Gonzalez is also a dad to two young children, and although he and his wife met through a shared love of the environment and work for the Surfrider Foundation and she’s very supportive of what he does, they both share concerns that foes have published their home address online with suggestions people go there to show their dissatisfaction. Nor does it sit well with her that they’ve received more than one death threat over this.
I know the Gonzalezes and consider them close friends. I feel protective for my daughters’ friends when I hear what they've been dealing with. I think of my own family and how protective I already feel just because I write about them in a public forum. What would I do if we ever received threats like this?
When I ask Gonzalez about how they handle the risks, he says, “Jamie still fundamentally holds on to the notion that people are good, and while they need to vent with threats and negative comments, escalating to actual violence isn't all that likely.”

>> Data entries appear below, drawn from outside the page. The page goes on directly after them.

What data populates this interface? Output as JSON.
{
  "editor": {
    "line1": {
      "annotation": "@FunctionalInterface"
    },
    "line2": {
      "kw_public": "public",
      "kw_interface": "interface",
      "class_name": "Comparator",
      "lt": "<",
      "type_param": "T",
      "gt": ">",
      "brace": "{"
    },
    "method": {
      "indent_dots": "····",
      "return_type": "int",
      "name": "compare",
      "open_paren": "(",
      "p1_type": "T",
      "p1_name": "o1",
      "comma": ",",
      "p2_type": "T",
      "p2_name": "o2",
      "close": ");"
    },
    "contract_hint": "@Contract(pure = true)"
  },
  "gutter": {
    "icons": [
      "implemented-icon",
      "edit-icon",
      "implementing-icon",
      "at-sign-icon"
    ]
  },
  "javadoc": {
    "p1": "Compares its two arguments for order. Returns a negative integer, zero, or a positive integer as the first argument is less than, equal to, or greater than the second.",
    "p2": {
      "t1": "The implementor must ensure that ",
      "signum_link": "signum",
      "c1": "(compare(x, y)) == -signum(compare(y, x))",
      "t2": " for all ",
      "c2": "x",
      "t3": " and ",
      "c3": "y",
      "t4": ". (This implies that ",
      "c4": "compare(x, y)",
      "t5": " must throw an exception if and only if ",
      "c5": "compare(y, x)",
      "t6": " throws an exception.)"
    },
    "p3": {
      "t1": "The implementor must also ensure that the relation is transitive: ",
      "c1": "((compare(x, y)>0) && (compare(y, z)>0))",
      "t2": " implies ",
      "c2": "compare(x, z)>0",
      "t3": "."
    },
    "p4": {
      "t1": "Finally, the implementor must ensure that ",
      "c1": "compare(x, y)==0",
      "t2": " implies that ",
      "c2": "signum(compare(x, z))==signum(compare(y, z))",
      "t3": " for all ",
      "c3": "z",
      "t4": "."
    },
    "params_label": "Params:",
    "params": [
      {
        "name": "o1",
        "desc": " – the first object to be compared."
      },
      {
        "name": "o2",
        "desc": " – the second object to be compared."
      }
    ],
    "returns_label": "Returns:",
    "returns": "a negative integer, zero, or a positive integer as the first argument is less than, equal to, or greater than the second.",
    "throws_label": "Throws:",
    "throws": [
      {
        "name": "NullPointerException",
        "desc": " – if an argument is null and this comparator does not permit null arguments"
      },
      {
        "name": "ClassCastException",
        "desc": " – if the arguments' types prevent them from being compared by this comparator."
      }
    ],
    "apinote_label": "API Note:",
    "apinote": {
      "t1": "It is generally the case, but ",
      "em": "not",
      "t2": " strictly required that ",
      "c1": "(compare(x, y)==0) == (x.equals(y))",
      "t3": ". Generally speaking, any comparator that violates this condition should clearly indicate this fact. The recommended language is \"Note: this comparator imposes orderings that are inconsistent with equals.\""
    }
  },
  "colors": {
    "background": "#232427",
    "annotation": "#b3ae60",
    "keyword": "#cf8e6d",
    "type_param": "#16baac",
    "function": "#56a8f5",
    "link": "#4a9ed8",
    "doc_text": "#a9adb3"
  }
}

He says the risk from all the threats is far outweighed by the results of the work itself.
In a June 4 press release, Gonzalez admitted CERF was disappointed with the court’s ruling but they understood “the immense pressure the City and fireworks organizers have created by delaying these proceedings so long. ... But in the end there will be significant changes in the way the City handles these events going forward and that was our goal all along.”
After the fireworks over La Jolla went dark in the night sky, Gonzalez led a small team out to the cove to test the waters for toxic levels. The results will take a few weeks, but CERF is in it for the long haul.
As for what he tells his kids, Gonzalez says most of it is too much for a 5- and 3-year-old to understand, but they do tell them that “all creatures need voices, and sometimes its mom and dad's jobs to be those voices.”
As far as his heated detractors, he believes that much like the environmental work he’s doing, “It's all about respect and tolerance.”